= Alain Israël =

French researcher

Alain Israël, born on 13 June 1949 in Neuilly-sur-Seine, is a French researcher, director of research emeritus at the CNRS since 2014, and a member of the French Academy of sciences.

== Biography ==
After studying at the University of Paris VII, he completed a thesis in virology at the University of Lyon in 1980, followed by 3 years of postdoctoral training at Stanford University, with Stanley Cohen. In 1983 he joined the laboratory directed by Philippe Kourilsky at the Pasteur Institute.
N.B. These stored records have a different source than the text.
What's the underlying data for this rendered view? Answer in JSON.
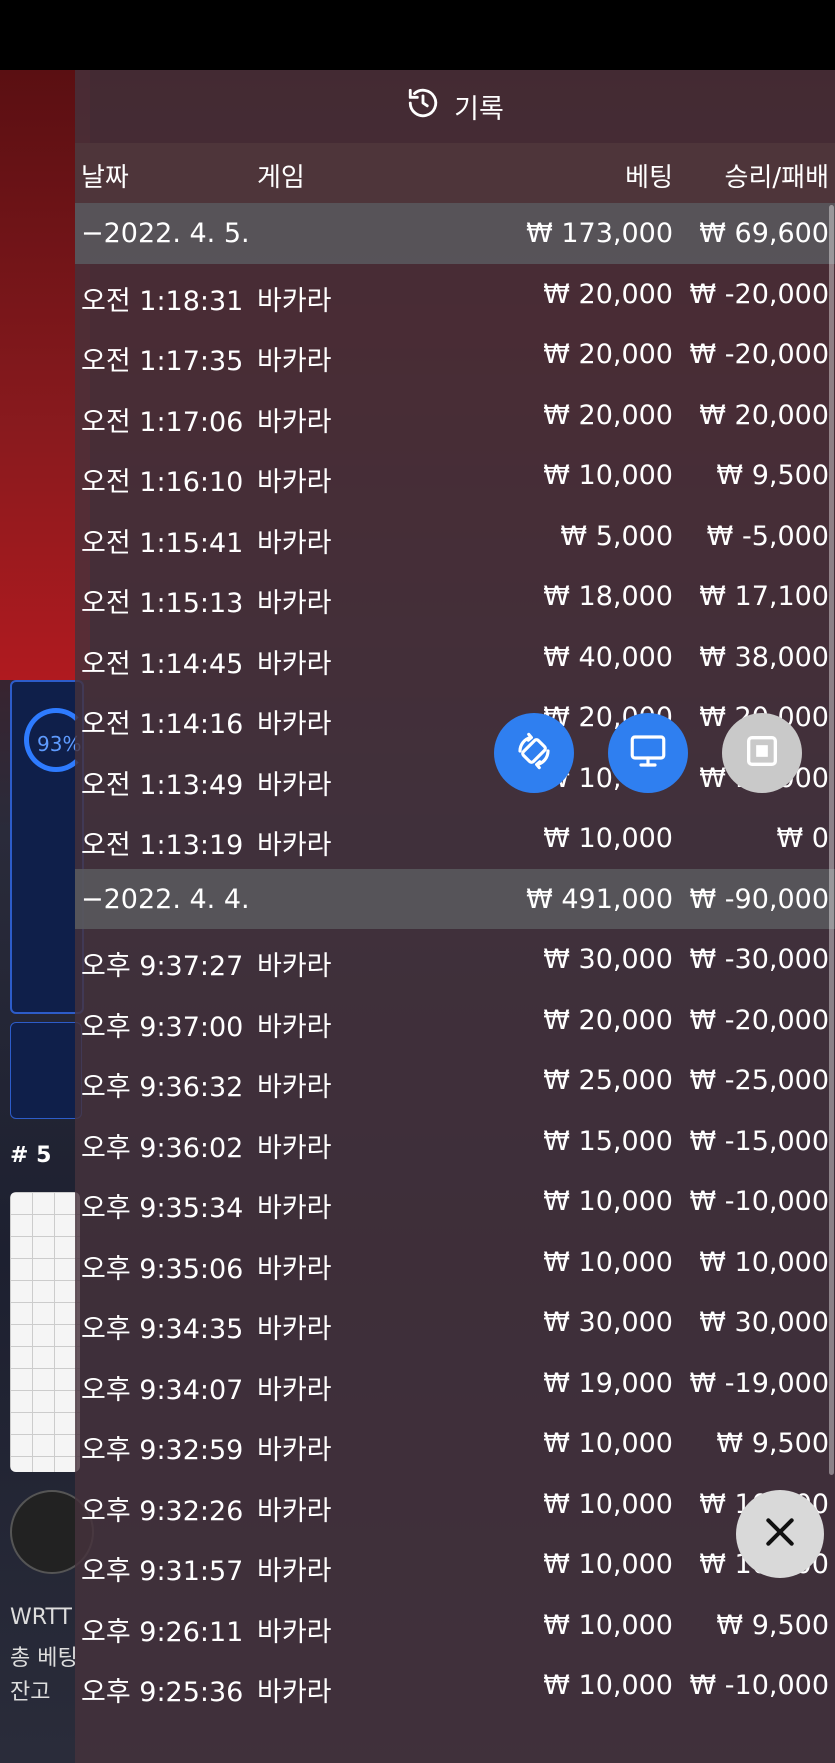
{
  "header": {
    "title": "기록"
  },
  "columns": {
    "date": "날짜",
    "game": "게임",
    "bet": "베팅",
    "winloss": "승리/패배"
  },
  "rows": [
    {
      "type": "group",
      "date": "−2022. 4. 5.",
      "game": "",
      "bet": "₩ 173,000",
      "winloss": "₩ 69,600"
    },
    {
      "type": "item",
      "date": "오전 1:18:31",
      "game": "바카라",
      "bet": "₩ 20,000",
      "winloss": "₩ -20,000"
    },
    {
      "type": "item",
      "date": "오전 1:17:35",
      "game": "바카라",
      "bet": "₩ 20,000",
      "winloss": "₩ -20,000"
    },
    {
      "type": "item",
      "date": "오전 1:17:06",
      "game": "바카라",
      "bet": "₩ 20,000",
      "winloss": "₩ 20,000"
    },
    {
      "type": "item",
      "date": "오전 1:16:10",
      "game": "바카라",
      "bet": "₩ 10,000",
      "winloss": "₩ 9,500"
    },
    {
      "type": "item",
      "date": "오전 1:15:41",
      "game": "바카라",
      "bet": "₩ 5,000",
      "winloss": "₩ -5,000"
    },
    {
      "type": "item",
      "date": "오전 1:15:13",
      "game": "바카라",
      "bet": "₩ 18,000",
      "winloss": "₩ 17,100"
    },
    {
      "type": "item",
      "date": "오전 1:14:45",
      "game": "바카라",
      "bet": "₩ 40,000",
      "winloss": "₩ 38,000"
    },
    {
      "type": "item",
      "date": "오전 1:14:16",
      "game": "바카라",
      "bet": "₩ 20,000",
      "winloss": "₩ 20,000"
    },
    {
      "type": "item",
      "date": "오전 1:13:49",
      "game": "바카라",
      "bet": "₩ 10,000",
      "winloss": "₩ 10,000"
    },
    {
      "type": "item",
      "date": "오전 1:13:19",
      "game": "바카라",
      "bet": "₩ 10,000",
      "winloss": "₩ 0"
    },
    {
      "type": "group",
      "date": "−2022. 4. 4.",
      "game": "",
      "bet": "₩ 491,000",
      "winloss": "₩ -90,000"
    },
    {
      "type": "item",
      "date": "오후 9:37:27",
      "game": "바카라",
      "bet": "₩ 30,000",
      "winloss": "₩ -30,000"
    },
    {
      "type": "item",
      "date": "오후 9:37:00",
      "game": "바카라",
      "bet": "₩ 20,000",
      "winloss": "₩ -20,000"
    },
    {
      "type": "item",
      "date": "오후 9:36:32",
      "game": "바카라",
      "bet": "₩ 25,000",
      "winloss": "₩ -25,000"
    },
    {
      "type": "item",
      "date": "오후 9:36:02",
      "game": "바카라",
      "bet": "₩ 15,000",
      "winloss": "₩ -15,000"
    },
    {
      "type": "item",
      "date": "오후 9:35:34",
      "game": "바카라",
      "bet": "₩ 10,000",
      "winloss": "₩ -10,000"
    },
    {
      "type": "item",
      "date": "오후 9:35:06",
      "game": "바카라",
      "bet": "₩ 10,000",
      "winloss": "₩ 10,000"
    },
    {
      "type": "item",
      "date": "오후 9:34:35",
      "game": "바카라",
      "bet": "₩ 30,000",
      "winloss": "₩ 30,000"
    },
    {
      "type": "item",
      "date": "오후 9:34:07",
      "game": "바카라",
      "bet": "₩ 19,000",
      "winloss": "₩ -19,000"
    },
    {
      "type": "item",
      "date": "오후 9:32:59",
      "game": "바카라",
      "bet": "₩ 10,000",
      "winloss": "₩ 9,500"
    },
    {
      "type": "item",
      "date": "오후 9:32:26",
      "game": "바카라",
      "bet": "₩ 10,000",
      "winloss": "₩ 10,000"
    },
    {
      "type": "item",
      "date": "오후 9:31:57",
      "game": "바카라",
      "bet": "₩ 10,000",
      "winloss": "₩ 10,000"
    },
    {
      "type": "item",
      "date": "오후 9:26:11",
      "game": "바카라",
      "bet": "₩ 10,000",
      "winloss": "₩ 9,500"
    },
    {
      "type": "item",
      "date": "오후 9:25:36",
      "game": "바카라",
      "bet": "₩ 10,000",
      "winloss": "₩ -10,000"
    }
  ],
  "background": {
    "progress_label": "93%",
    "round_label": "# 5",
    "user_line": "WRTT",
    "total_bet_label": "총 베팅",
    "balance_label": "잔고"
  },
  "icons": {
    "history": "history-icon",
    "rotate": "rotate-icon",
    "monitor": "monitor-icon",
    "fullscreen": "fullscreen-icon",
    "close": "close-icon"
  },
  "colors": {
    "accent": "#2f7ff0",
    "panel": "#46323c"
  }
}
In 1992 he took over the management of the Molecular Signaling and Cellular Activation Unit at the Pasteur Institute.

== Scientific work ==
The main objective of the research carried out by Israël and his team for more than twenty years has been cell signaling mechanisms in mammalian cells, focusing essentially on two signalling pathways: the NF-κB pathway and the Notch pathway.

Among his main discoveries are:

- Cloning of the first NF-κB subunit in 1990
- Cloning of NEMO, the main regulating subunit of the NF-κB track
- Identification of the first genetic disease related to a defect in the NF-κB pathway (collaboratively
- Identification of the first genetic disease related to a defect in the LUBAC ubiquitination complex (collaboratively)
- Characterization of the Notch pathway activation mode: 1) successive cleavages of the Notch receptor 2) the cleaved receptor is transported into the nucleus where it directly co-activates its target genes

Professor Alain Israël is the author of more than 150 scientific publications in internationally renowned journals;

== Main distinctions ==

- Director of Scientific Evaluation at the Institut Pasteur in 2000.
- Member of EMBO since 2000.
- Member of Academia Europaea since 2000.
- Member of the French Academy of sciences in 2004 in the Molecular and Cellular Biology - Genomics section.
- Chevalier of the Légion d'Honneur in 2008.
- Member of the CNRS Scientific Council from 2010 to 2014.